The Chinese hacking group attacked numerous industries with the intent to gather US Intelligence.
The cyber-attacks became known to US Intel agencies in February, around the time a China spy balloon soared over the continental US.
Microsoft warned on Wednesday that Chinese state-sponsored hackers had compromised “critical” U.S. cyber infrastructure across numerous industries with a focus on gathering intelligence.
The Chinese hacking group, codenamed “Volt Typhoon,” has operated since mid-2021, Microsoft said in an advisory. The organization is apparently working to disrupt “critical communications infrastructure between the United States and Asia,” Microsoft said, to stymie efforts during “future crises.”

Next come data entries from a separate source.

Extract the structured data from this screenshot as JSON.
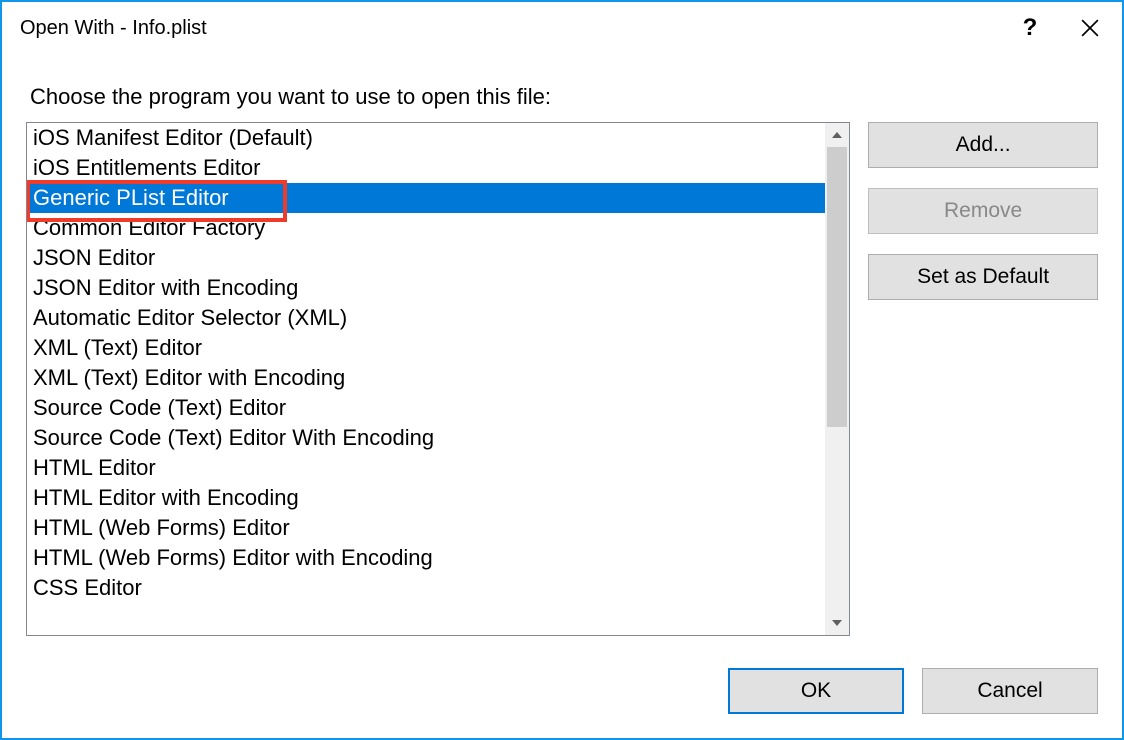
{
  "window": {
    "title": "Open With - Info.plist"
  },
  "prompt": "Choose the program you want to use to open this file:",
  "editors": [
    {
      "label": "iOS Manifest Editor (Default)",
      "selected": false
    },
    {
      "label": "iOS Entitlements Editor",
      "selected": false
    },
    {
      "label": "Generic PList Editor",
      "selected": true,
      "highlighted": true
    },
    {
      "label": "Common Editor Factory",
      "selected": false
    },
    {
      "label": "JSON Editor",
      "selected": false
    },
    {
      "label": "JSON Editor with Encoding",
      "selected": false
    },
    {
      "label": "Automatic Editor Selector (XML)",
      "selected": false
    },
    {
      "label": "XML (Text) Editor",
      "selected": false
    },
    {
      "label": "XML (Text) Editor with Encoding",
      "selected": false
    },
    {
      "label": "Source Code (Text) Editor",
      "selected": false
    },
    {
      "label": "Source Code (Text) Editor With Encoding",
      "selected": false
    },
    {
      "label": "HTML Editor",
      "selected": false
    },
    {
      "label": "HTML Editor with Encoding",
      "selected": false
    },
    {
      "label": "HTML (Web Forms) Editor",
      "selected": false
    },
    {
      "label": "HTML (Web Forms) Editor with Encoding",
      "selected": false
    },
    {
      "label": "CSS Editor",
      "selected": false
    }
  ],
  "buttons": {
    "add": "Add...",
    "remove": "Remove",
    "set_default": "Set as Default",
    "ok": "OK",
    "cancel": "Cancel"
  },
  "states": {
    "remove_disabled": true
  }
}
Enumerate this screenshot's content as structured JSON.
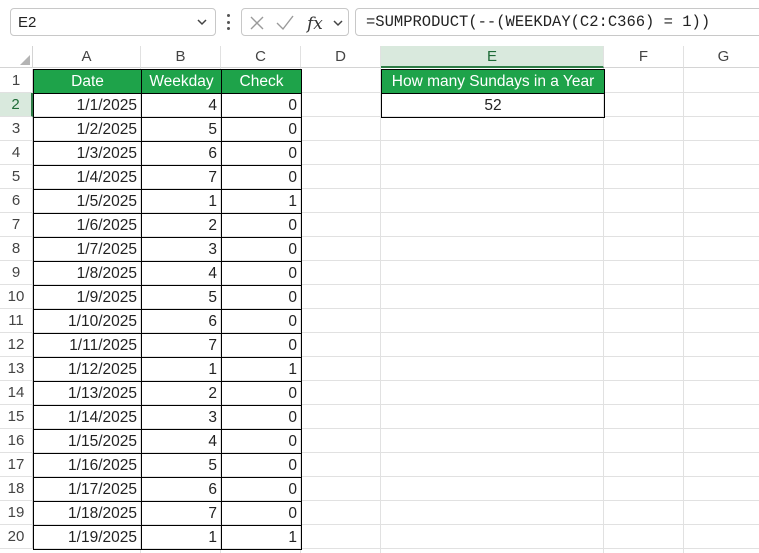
{
  "formula_bar": {
    "name_box": "E2",
    "formula": "=SUMPRODUCT(--(WEEKDAY(C2:C366) = 1))"
  },
  "columns": [
    "A",
    "B",
    "C",
    "D",
    "E",
    "F",
    "G"
  ],
  "selected_column": "E",
  "selected_row": "2",
  "rows": [
    "1",
    "2",
    "3",
    "4",
    "5",
    "6",
    "7",
    "8",
    "9",
    "10",
    "11",
    "12",
    "13",
    "14",
    "15",
    "16",
    "17",
    "18",
    "19",
    "20"
  ],
  "table": {
    "headers": [
      "Date",
      "Weekday",
      "Check"
    ],
    "data": [
      [
        "1/1/2025",
        "4",
        "0"
      ],
      [
        "1/2/2025",
        "5",
        "0"
      ],
      [
        "1/3/2025",
        "6",
        "0"
      ],
      [
        "1/4/2025",
        "7",
        "0"
      ],
      [
        "1/5/2025",
        "1",
        "1"
      ],
      [
        "1/6/2025",
        "2",
        "0"
      ],
      [
        "1/7/2025",
        "3",
        "0"
      ],
      [
        "1/8/2025",
        "4",
        "0"
      ],
      [
        "1/9/2025",
        "5",
        "0"
      ],
      [
        "1/10/2025",
        "6",
        "0"
      ],
      [
        "1/11/2025",
        "7",
        "0"
      ],
      [
        "1/12/2025",
        "1",
        "1"
      ],
      [
        "1/13/2025",
        "2",
        "0"
      ],
      [
        "1/14/2025",
        "3",
        "0"
      ],
      [
        "1/15/2025",
        "4",
        "0"
      ],
      [
        "1/16/2025",
        "5",
        "0"
      ],
      [
        "1/17/2025",
        "6",
        "0"
      ],
      [
        "1/18/2025",
        "7",
        "0"
      ],
      [
        "1/19/2025",
        "1",
        "1"
      ]
    ]
  },
  "result": {
    "header": "How many Sundays in a Year",
    "value": "52"
  },
  "icons": {
    "name_box_dropdown": "chevron-down-icon",
    "more": "vertical-dots-icon",
    "cancel": "close-icon",
    "enter": "checkmark-icon",
    "function": "fx-icon",
    "fx_dropdown": "chevron-down-icon"
  },
  "colors": {
    "header_green": "#1ea34a",
    "selected_header_bg": "#d9e9dd",
    "selected_header_accent": "#2e7d46"
  }
}
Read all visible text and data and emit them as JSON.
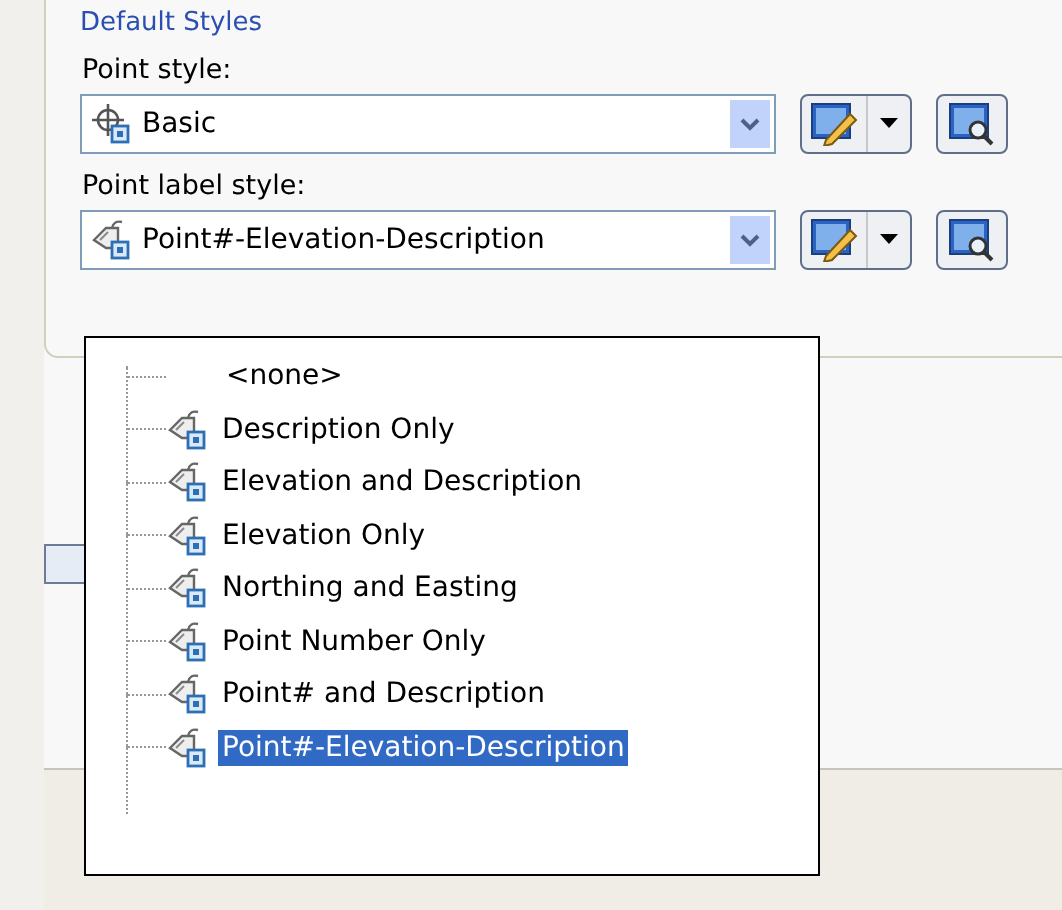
{
  "group": {
    "title": "Default Styles",
    "fields": [
      {
        "label": "Point style:",
        "value": "Basic",
        "kind": "point"
      },
      {
        "label": "Point label style:",
        "value": "Point#-Elevation-Description",
        "kind": "label"
      }
    ]
  },
  "dropdown": {
    "items": [
      {
        "label": "<none>",
        "kind": "none",
        "selected": false
      },
      {
        "label": "Description Only",
        "kind": "label",
        "selected": false
      },
      {
        "label": "Elevation and Description",
        "kind": "label",
        "selected": false
      },
      {
        "label": "Elevation Only",
        "kind": "label",
        "selected": false
      },
      {
        "label": "Northing and Easting",
        "kind": "label",
        "selected": false
      },
      {
        "label": "Point Number Only",
        "kind": "label",
        "selected": false
      },
      {
        "label": "Point# and Description",
        "kind": "label",
        "selected": false
      },
      {
        "label": "Point#-Elevation-Description",
        "kind": "label",
        "selected": true
      }
    ]
  }
}
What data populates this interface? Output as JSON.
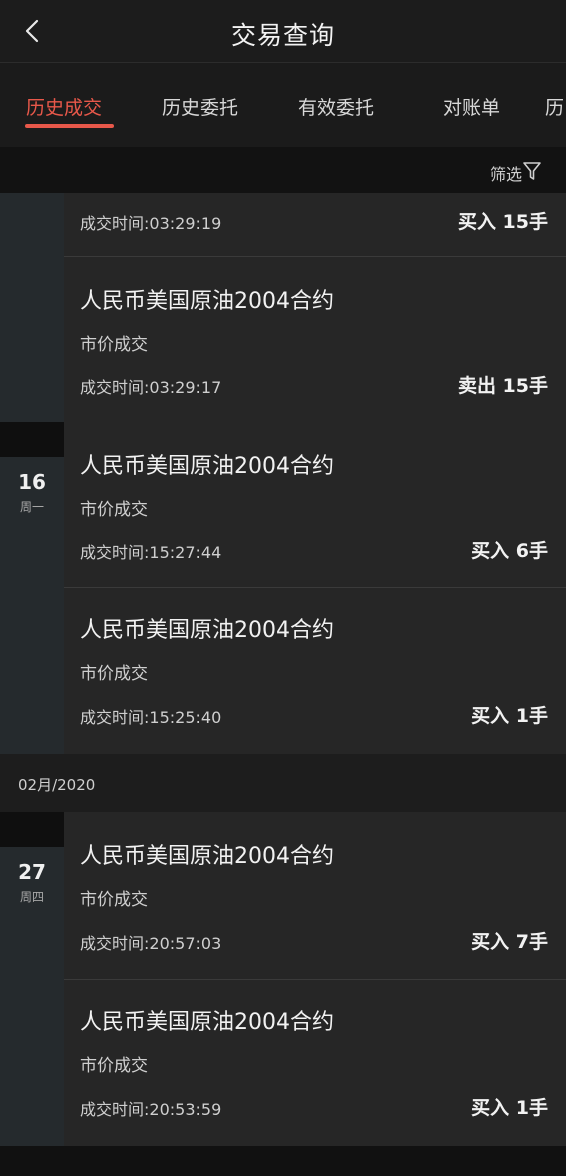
{
  "header": {
    "title": "交易查询"
  },
  "tabs": [
    {
      "label": "历史成交",
      "active": true
    },
    {
      "label": "历史委托"
    },
    {
      "label": "有效委托"
    },
    {
      "label": "对账单"
    },
    {
      "label": "历"
    }
  ],
  "filter": {
    "label": "筛选"
  },
  "groups": [
    {
      "day": "16",
      "weekday": "周一"
    },
    {
      "day": "27",
      "weekday": "周四"
    }
  ],
  "month_label": "02月/2020",
  "trades": [
    {
      "time": "成交时间:03:29:19",
      "action": "买入 15手"
    },
    {
      "name": "人民币美国原油2004合约",
      "price_type": "市价成交",
      "time": "成交时间:03:29:17",
      "action": "卖出 15手"
    },
    {
      "name": "人民币美国原油2004合约",
      "price_type": "市价成交",
      "time": "成交时间:15:27:44",
      "action": "买入 6手"
    },
    {
      "name": "人民币美国原油2004合约",
      "price_type": "市价成交",
      "time": "成交时间:15:25:40",
      "action": "买入 1手"
    },
    {
      "name": "人民币美国原油2004合约",
      "price_type": "市价成交",
      "time": "成交时间:20:57:03",
      "action": "买入 7手"
    },
    {
      "name": "人民币美国原油2004合约",
      "price_type": "市价成交",
      "time": "成交时间:20:53:59",
      "action": "买入 1手"
    }
  ],
  "colors": {
    "accent": "#e8584a",
    "background": "#191919",
    "row": "#262626",
    "date_column": "#252a2d"
  }
}
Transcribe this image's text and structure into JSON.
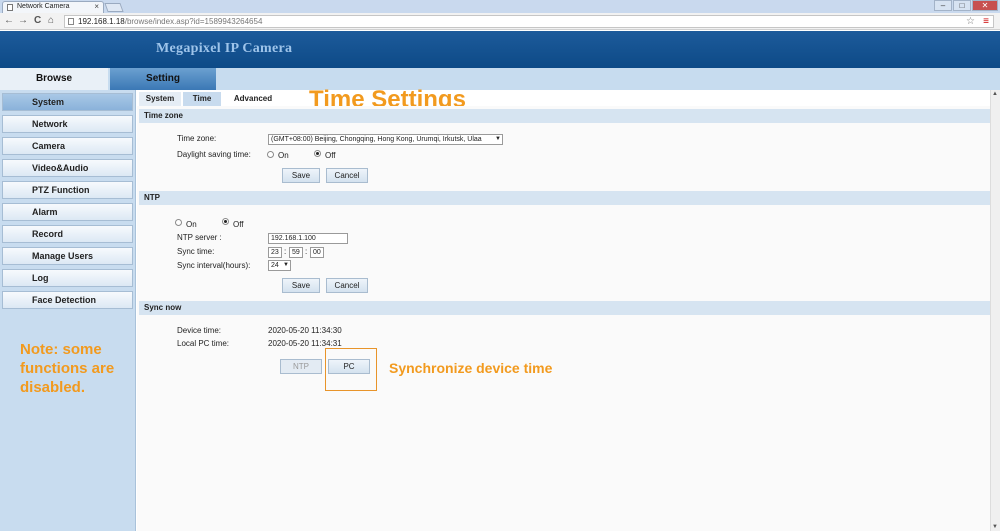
{
  "browser": {
    "tab_title": "Network Camera",
    "tab_close": "×",
    "back": "←",
    "forward": "→",
    "reload": "C",
    "home": "⌂",
    "url_host": "192.168.1.18",
    "url_path": "/browse/index.asp?id=1589943264654",
    "minimize": "–",
    "maximize": "□",
    "close": "✕",
    "star": "☆",
    "menu": "≡"
  },
  "banner": {
    "title": "Megapixel IP Camera"
  },
  "main_tabs": {
    "browse": "Browse",
    "setting": "Setting"
  },
  "sidebar": {
    "items": [
      {
        "label": "System"
      },
      {
        "label": "Network"
      },
      {
        "label": "Camera"
      },
      {
        "label": "Video&Audio"
      },
      {
        "label": "PTZ Function"
      },
      {
        "label": "Alarm"
      },
      {
        "label": "Record"
      },
      {
        "label": "Manage Users"
      },
      {
        "label": "Log"
      },
      {
        "label": "Face Detection"
      }
    ],
    "active_index": 0,
    "note": "Note: some functions are disabled."
  },
  "sub_tabs": {
    "system": "System",
    "time": "Time",
    "advanced": "Advanced"
  },
  "annotations": {
    "title": "Time Settings",
    "sync": "Synchronize device time"
  },
  "timezone_section": {
    "header": "Time zone",
    "timezone_label": "Time zone:",
    "timezone_value": "(GMT+08:00) Beijing, Chongqing, Hong Kong, Urumqi, Irkutsk, Ulaa",
    "dst_label": "Daylight saving time:",
    "dst_on": "On",
    "dst_off": "Off",
    "dst_selected": "Off",
    "save": "Save",
    "cancel": "Cancel"
  },
  "ntp_section": {
    "header": "NTP",
    "on": "On",
    "off": "Off",
    "selected": "Off",
    "server_label": "NTP server :",
    "server_value": "192.168.1.100",
    "sync_time_label": "Sync time:",
    "sync_hour": "23",
    "sync_minute": "59",
    "sync_second": "00",
    "interval_label": "Sync interval(hours):",
    "interval_value": "24",
    "save": "Save",
    "cancel": "Cancel"
  },
  "sync_section": {
    "header": "Sync now",
    "device_time_label": "Device time:",
    "device_time_value": "2020-05-20 11:34:30",
    "pc_time_label": "Local PC time:",
    "pc_time_value": "2020-05-20 11:34:31",
    "ntp_button": "NTP",
    "pc_button": "PC"
  },
  "colors": {
    "banner": "#0d4a87",
    "accent_orange": "#f29a1e",
    "sidebar_bg": "#c8dcef",
    "section_header": "#d6e4f1"
  }
}
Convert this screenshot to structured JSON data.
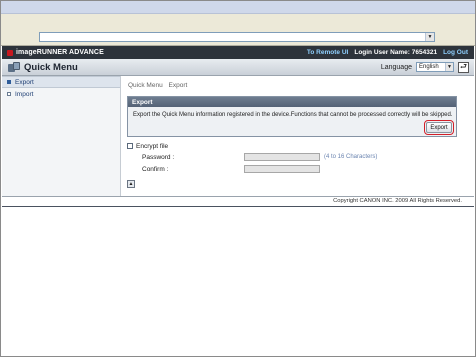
{
  "browser": {
    "address_value": ""
  },
  "header": {
    "brand": "imageRUNNER ADVANCE",
    "remote_ui_link": "To Remote UI",
    "login_user": "Login User Name: 7654321",
    "logout_link": "Log Out"
  },
  "titlebar": {
    "title": "Quick Menu",
    "language_label": "Language",
    "language_value": "English"
  },
  "sidebar": {
    "items": [
      {
        "label": "Export",
        "active": true
      },
      {
        "label": "Import",
        "active": false
      }
    ]
  },
  "breadcrumb": [
    "Quick Menu",
    "Export"
  ],
  "panel": {
    "heading": "Export",
    "description": "Export the Quick Menu information registered in the device.Functions that cannot be processed correctly will be skipped.",
    "export_button": "Export"
  },
  "form": {
    "encrypt_label": "Encrypt file",
    "password_label": "Password :",
    "password_hint": "(4 to 16 Characters)",
    "confirm_label": "Confirm :"
  },
  "footer": {
    "copyright": "Copyright CANON INC. 2009 All Rights Reserved."
  },
  "colors": {
    "header_bg": "#2d333b",
    "link": "#8fd0ff",
    "highlight": "#d2202a"
  }
}
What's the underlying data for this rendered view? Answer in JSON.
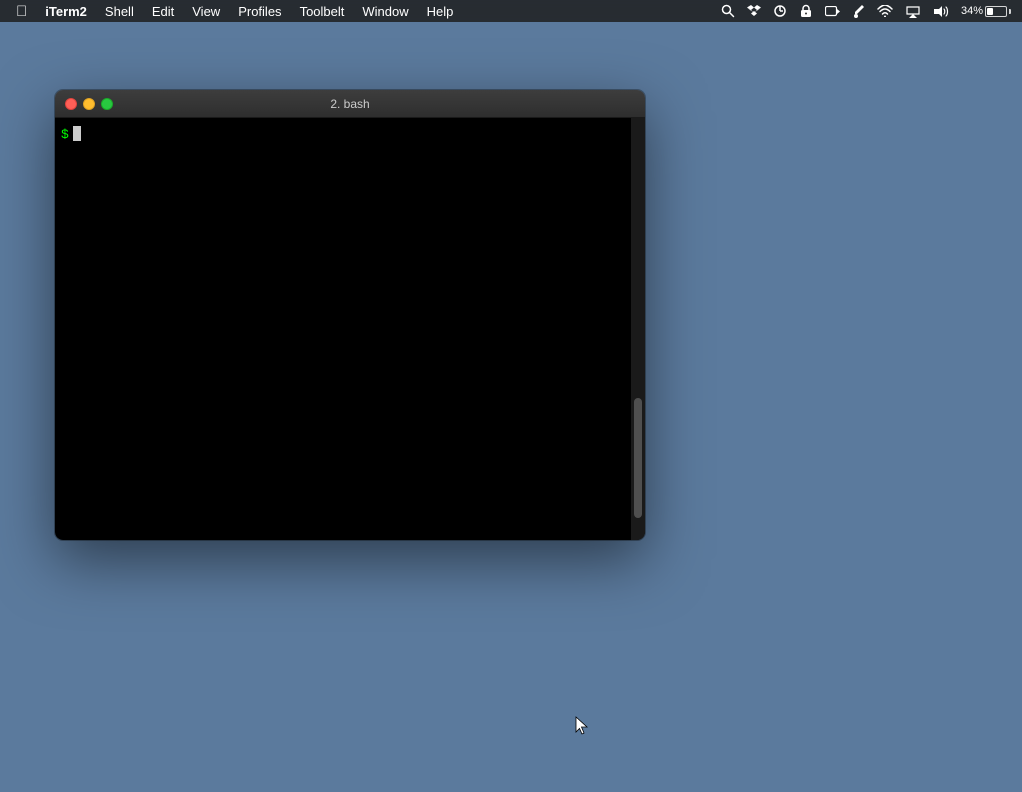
{
  "menubar": {
    "apple_label": "",
    "app_name": "iTerm2",
    "menu_items": [
      "Shell",
      "Edit",
      "View",
      "Profiles",
      "Toolbelt",
      "Window",
      "Help"
    ],
    "status_right": {
      "battery_percent": "34%",
      "time": ""
    }
  },
  "terminal": {
    "title": "2. bash",
    "prompt_char": "$",
    "traffic_lights": {
      "close_label": "close",
      "minimize_label": "minimize",
      "maximize_label": "maximize"
    }
  },
  "desktop": {
    "background_color": "#5b7a9d"
  }
}
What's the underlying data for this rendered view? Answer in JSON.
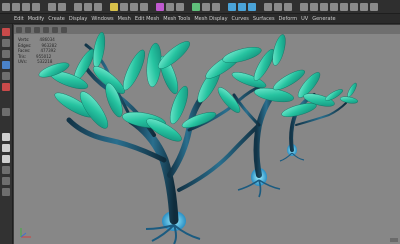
{
  "menubar": {
    "items": [
      "Edit",
      "Modify",
      "Create",
      "Display",
      "Windows",
      "Mesh",
      "Edit Mesh",
      "Mesh Tools",
      "Mesh Display",
      "Curves",
      "Surfaces",
      "Deform",
      "UV",
      "Generate"
    ]
  },
  "hud": {
    "rows": [
      {
        "label": "Verts:",
        "value": "486034"
      },
      {
        "label": "Edges:",
        "value": "963282"
      },
      {
        "label": "Faces:",
        "value": "477392"
      },
      {
        "label": "Tris:",
        "value": "955012"
      },
      {
        "label": "UVs:",
        "value": "532218"
      }
    ]
  },
  "colors": {
    "viewport_bg": "#878787",
    "leaf": "#2fcfa8",
    "trunk": "#1d4f6a",
    "root_glow": "#5fd6ff"
  },
  "icons": {
    "toolbar": [
      "select-tool-icon",
      "move-tool-icon",
      "rotate-tool-icon",
      "scale-tool-icon",
      "snap-icon",
      "render-icon"
    ],
    "toolbox": [
      "select-icon",
      "lasso-icon",
      "paint-icon",
      "move-icon",
      "rotate-icon",
      "scale-icon",
      "layout-icon"
    ]
  }
}
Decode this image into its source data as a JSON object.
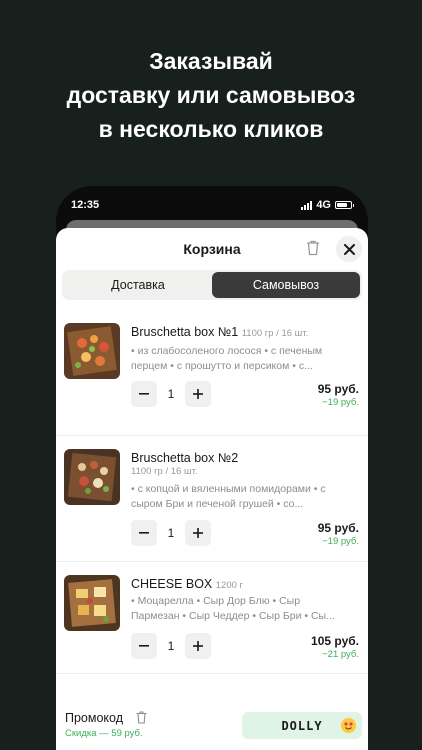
{
  "promo_headline": {
    "line1": "Заказывай",
    "line2": "доставку или самовывоз",
    "line3": "в несколько кликов"
  },
  "status_bar": {
    "time": "12:35",
    "network": "4G"
  },
  "cart": {
    "title": "Корзина",
    "tabs": [
      {
        "label": "Доставка",
        "active": false
      },
      {
        "label": "Самовывоз",
        "active": true
      }
    ],
    "items": [
      {
        "name": "Bruschetta box №1",
        "weight": "1100 гр / 16 шт.",
        "desc_line1": "• из слабосоленого лосося • с печеным",
        "desc_line2": "перцем • с прошутто и персиком • с...",
        "quantity": "1",
        "price": "95 руб.",
        "discount": "−19 руб."
      },
      {
        "name": "Bruschetta box №2",
        "weight": "1100 гр / 16 шт.",
        "desc_line1": "• с копцой и вяленными помидорами • с",
        "desc_line2": "сыром Бри и печеной грушей • со...",
        "quantity": "1",
        "price": "95 руб.",
        "discount": "−19 руб."
      },
      {
        "name": "CHEESE BOX",
        "weight": "1200 г",
        "desc_line1": "• Моцарелла • Сыр Дор Блю • Сыр",
        "desc_line2": "Пармезан • Сыр Чеддер • Сыр Бри • Сы...",
        "quantity": "1",
        "price": "105 руб.",
        "discount": "−21 руб."
      }
    ],
    "promo": {
      "label": "Промокод",
      "discount": "Скидка — 59 руб.",
      "code": "DOLLY"
    }
  },
  "colors": {
    "background": "#17201d",
    "accent_green": "#3fae5c",
    "promo_bg": "#dff4e6",
    "active_tab": "#3a3a3a"
  },
  "icons": [
    "trash-icon",
    "close-icon",
    "minus-icon",
    "plus-icon",
    "signal-icon",
    "battery-icon",
    "smile-emoji-icon"
  ]
}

The National Security Agency put out a bulletin on Wednesday, detailing how the hack works and how cybersecurity teams should respond.
The attack is apparently ongoing. In an advisory, Microsoft urged impacted customers to “close or change credentials for all compromised accounts.”
The infiltration was focused on communications infrastructure in Guam and other parts of the U.S., the Times reported, and was particularly alarming to U.S. intelligence because Guam sits at the heart of an American military response in case of a Taiwanese invasion.